Patients who turn to their doctors for help through online portals may soon notice something new: online doctor fees.

A growing number of healthcare systems in the Chicago area and across the country now charge for certain types of messages sent via online patient portals such as MyChart, with fees often around $35 or less. This is a trend that is getting mixed reactions, with some saying it seems fair while others see it as a cash grab.

Locally, NorthShore University HealthSystem began charging for certain types of messages sent through its patient portal, NorthShoreConnect, earlier this month. In practice, he joined Northwestern Medicine and Lurie Children’s Hospital. Nationwide, the Cleveland Clinic made headlines this month when it announced it would start charging for certain communications. UCSF Health in California also charges for some messages.

Health system leaders say most messages remain free and only pay for questions that require more than a few minutes of a doctor’s time and that in the past probably merited an in-person visit.

“Some of these messages are becoming more complex and replacing what could have been a telephone consultation or an in-person consultation,” said Richard Gundling, vice president of the Healthcare Financial Management Association, a professional group of healthcare financial leaders. “None of us want to sit in post-pandemic waiting rooms anymore. We’re used to telehealth… now we just access our providers differently. Health systems respond in nature.”

However, some consumer advocates criticize this trend as greedy.

“This is another big healthcare business looking to monetize patients from all angles,” said Cynthia Fisher, founder and chair of Patient Rights Advocate, a Massachusetts-based advocacy group that is watching the trend.

He worries that some people will now be hesitant to ask doctors questions for fear of being prosecuted. “It really hurts, disproportionately, and it hurts the same people who can least afford it,” she said.

NorthShore announced in an email to patients earlier this month that most messages will remain free, but patients may be charged for certain requests and questions, such as those relating to new symptoms, medication adjustments, new prescriptions, exacerbations of chronic conditions, and more. require a long time of reviewing the patient’s medical history.

Fees will be charged to patients’ insurance. At NorthShore, out-of-pocket costs for Medicare recipients will range from about $3 to $10, while privately insured and Medicare Advantage patients may have co-payments similar to those for in-person and video visits, NorthShore spokeswoman Colette Municipal said. The cost will be $35 for patients who pay without insurance.

Patients must first consent to billing before doctors can answer questions.

“The COVID-19 pandemic has resulted in more patients seeking virtual healthcare options such as video and phone visits,” Urban said in a statement. “In addition to online visits, messaging a provider through a secure patient portal offers another way for consumers to receive high-quality, convenient and accessible care. … While most online news is free, there may be times when a doctor’s response to a patient requires more complex medical decision-making and discussion.”

Northwestern and Lurie, which already charged for some messages, say very few of their MyChart messages involve fees.

In a three-month period earlier this year, Northwestern charged less than 1% of the messages on its MyChart portal. Northwestern charges $35 per appointment, spokesman Christopher King said.

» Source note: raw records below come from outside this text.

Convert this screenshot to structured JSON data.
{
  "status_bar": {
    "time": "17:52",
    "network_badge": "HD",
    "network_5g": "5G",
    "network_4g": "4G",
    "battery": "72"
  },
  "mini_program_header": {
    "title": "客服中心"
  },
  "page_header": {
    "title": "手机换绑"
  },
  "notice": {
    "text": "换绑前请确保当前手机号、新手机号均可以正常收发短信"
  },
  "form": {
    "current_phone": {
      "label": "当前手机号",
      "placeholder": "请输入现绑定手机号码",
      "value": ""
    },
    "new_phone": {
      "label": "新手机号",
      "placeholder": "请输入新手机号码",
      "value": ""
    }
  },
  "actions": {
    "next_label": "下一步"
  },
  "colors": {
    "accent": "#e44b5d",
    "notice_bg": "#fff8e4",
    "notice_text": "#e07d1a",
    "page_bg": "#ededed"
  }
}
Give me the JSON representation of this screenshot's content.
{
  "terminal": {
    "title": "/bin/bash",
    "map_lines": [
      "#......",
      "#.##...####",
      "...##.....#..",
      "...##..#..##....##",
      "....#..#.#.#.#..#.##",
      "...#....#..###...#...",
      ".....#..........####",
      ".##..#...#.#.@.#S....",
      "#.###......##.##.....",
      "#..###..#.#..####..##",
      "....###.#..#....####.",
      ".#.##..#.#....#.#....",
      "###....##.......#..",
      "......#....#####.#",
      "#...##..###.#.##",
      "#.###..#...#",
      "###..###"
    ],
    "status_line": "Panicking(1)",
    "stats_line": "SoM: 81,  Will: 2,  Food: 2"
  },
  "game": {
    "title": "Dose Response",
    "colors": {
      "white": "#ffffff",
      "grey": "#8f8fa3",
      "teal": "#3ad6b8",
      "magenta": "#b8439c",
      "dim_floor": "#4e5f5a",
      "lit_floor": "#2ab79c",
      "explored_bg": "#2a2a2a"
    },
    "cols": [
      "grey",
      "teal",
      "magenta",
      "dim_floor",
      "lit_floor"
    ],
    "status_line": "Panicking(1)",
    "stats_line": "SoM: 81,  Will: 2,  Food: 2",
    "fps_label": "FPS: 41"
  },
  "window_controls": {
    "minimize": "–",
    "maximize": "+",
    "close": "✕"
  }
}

Similarly, Lurie charges for about 300 MyChart appointments over the past year, a fraction of the nearly 300,000 messages it receives, said Dr. Ravi Patel, Lurie’s vice president of digital healthcare.

“The idea is not to charge for MyChart messages,” Patel said, noting that patients are not charged for quick inquiries such as scheduling an appointment, follow-up after an in-person meeting, or needing to refill medication.

“It’s really about those cases where you have a new problem, a new symptom, a recurring symptom that has reappeared, a new rash,” he said.

He said it was just one more way for patients to access care.

“Ten years ago you were doing it in person, that was it,” Patel said, adding that Lurie now also does video visits. “The beautiful thing about it is that 10 years later, we’ve tripled the ways you can get care and hopefully see patients outside the hospital.”

The trick for healthcare systems may be to strike a balance between making sure doctors are paid for their time, while not overcharging patients for messages that don’t require a lot of work or knowledge, said John Hargraves, director of data strategy at the Health Care Cost Institute, a non-profit organization that studies health care cost trends.

He said it can be difficult for health systems to set hard parameters around which types of messages should incur charges and which should not.

However, the trend is expected to increase.

“I don’t think you can go back and make it a service that nobody charges for,” he said. “Most healthcare and cost issues only move in one direction. When something is known to be accountable, it is rarely accounted for.”